Recall that the derivative of a function f at a point x is denoted as `y' = f'(x)` .

There basic properties and formula we can apply to simplify a function.

For the problem `y = x(6^(-2x)),` we may apply the Product Rule for derivative:

Product Rule provides the formula:

`y = h(x)g(x)` then the derivative: `y'= h'(x)*g(x) + h(x)*g'(x)` .

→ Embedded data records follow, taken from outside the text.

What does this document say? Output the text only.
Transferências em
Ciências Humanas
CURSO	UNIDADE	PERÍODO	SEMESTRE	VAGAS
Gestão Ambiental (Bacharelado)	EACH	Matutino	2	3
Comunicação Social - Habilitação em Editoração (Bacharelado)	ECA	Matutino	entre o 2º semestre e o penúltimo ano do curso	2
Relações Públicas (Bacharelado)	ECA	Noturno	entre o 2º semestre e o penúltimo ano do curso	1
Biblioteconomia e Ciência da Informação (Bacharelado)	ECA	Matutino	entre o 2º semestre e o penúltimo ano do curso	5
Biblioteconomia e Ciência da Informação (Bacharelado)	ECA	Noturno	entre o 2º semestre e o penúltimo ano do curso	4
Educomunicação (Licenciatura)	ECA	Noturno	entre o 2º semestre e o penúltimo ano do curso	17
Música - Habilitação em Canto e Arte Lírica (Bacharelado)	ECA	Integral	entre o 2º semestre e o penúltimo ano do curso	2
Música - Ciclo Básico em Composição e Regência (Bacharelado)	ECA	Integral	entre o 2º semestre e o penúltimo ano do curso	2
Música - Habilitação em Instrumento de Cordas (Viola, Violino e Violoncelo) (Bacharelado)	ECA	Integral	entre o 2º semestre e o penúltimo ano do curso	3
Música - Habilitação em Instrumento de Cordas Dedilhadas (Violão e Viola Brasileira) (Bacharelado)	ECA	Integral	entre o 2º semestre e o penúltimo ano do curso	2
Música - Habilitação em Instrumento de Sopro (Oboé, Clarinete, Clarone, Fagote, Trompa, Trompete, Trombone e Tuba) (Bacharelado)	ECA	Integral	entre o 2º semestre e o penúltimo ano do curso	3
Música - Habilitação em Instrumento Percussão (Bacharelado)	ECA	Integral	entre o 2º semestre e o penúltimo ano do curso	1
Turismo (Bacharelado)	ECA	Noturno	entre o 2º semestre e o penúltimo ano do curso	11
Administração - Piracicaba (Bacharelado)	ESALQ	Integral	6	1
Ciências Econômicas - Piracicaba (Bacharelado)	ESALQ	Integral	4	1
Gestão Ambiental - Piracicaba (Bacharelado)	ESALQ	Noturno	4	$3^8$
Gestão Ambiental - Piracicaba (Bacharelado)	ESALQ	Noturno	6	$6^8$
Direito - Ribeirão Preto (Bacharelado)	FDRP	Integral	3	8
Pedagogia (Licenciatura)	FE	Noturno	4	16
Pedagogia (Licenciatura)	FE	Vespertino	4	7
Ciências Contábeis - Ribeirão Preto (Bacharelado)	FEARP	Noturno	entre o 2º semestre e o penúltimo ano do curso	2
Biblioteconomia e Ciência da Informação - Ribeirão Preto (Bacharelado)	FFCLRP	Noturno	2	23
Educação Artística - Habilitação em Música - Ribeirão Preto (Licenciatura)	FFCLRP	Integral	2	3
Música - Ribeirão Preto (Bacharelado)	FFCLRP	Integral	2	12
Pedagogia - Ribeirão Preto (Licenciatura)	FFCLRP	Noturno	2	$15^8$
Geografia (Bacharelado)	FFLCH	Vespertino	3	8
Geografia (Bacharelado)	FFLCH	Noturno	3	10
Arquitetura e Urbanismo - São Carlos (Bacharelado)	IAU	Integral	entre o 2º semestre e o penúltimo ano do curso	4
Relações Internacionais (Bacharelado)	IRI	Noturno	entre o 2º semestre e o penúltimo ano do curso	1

In the problem, `y = x(6^(-2x))` , we let:

`h(x)=x` and` g(x) = 6^(-2x)` .

Derivative of each function:

`h'(x)= 1`

For the other function `g(x)=6^(-2x)` , we apply derivative of exponential function that follows: `d/(du)(a^u) =a^u* ln(a)*du` where `a!=1`

Then,

`g'(x)=6^(-2x)*ln(6) *(-2 )` .

We now have:

`h(x) =x`

`h'(x) = 1 `

`g(x)= 6^(-2x)`

`g'(x)=6^(-2x)*ln(6) *(-2) or(-2)(6^(-2x)) ln(6)`

Then applying the Product Rule: `y' =h'(x) g(x)+ h(x)* g'(x)` , we get:

`y'=1*6^(-2x)+(-2)(6^(-2x)) ln(6) *x`

`y' = 6^(-2x) -(2)(6^(-2x)) xln(6)`

It can be express in another form.

We can let:

`6^(-2x) = (6^2)^(-x) = 36^(-x)`

`6^(-2x) (2)= (3*2)^(-2x)(2)`

` = 3^(-2x)*2^(-2x)*2`

`= (3^2)^(-x) *2^(-2x+1)`

` = 9^(-x)*2^(-2x+1)`

`y' = 6^(-2x) -2(6^(-2x)) xln(6) ` becomes:

`y' = 36^(-x) - 9^(-x)*2^(-2x+1)xln(6) `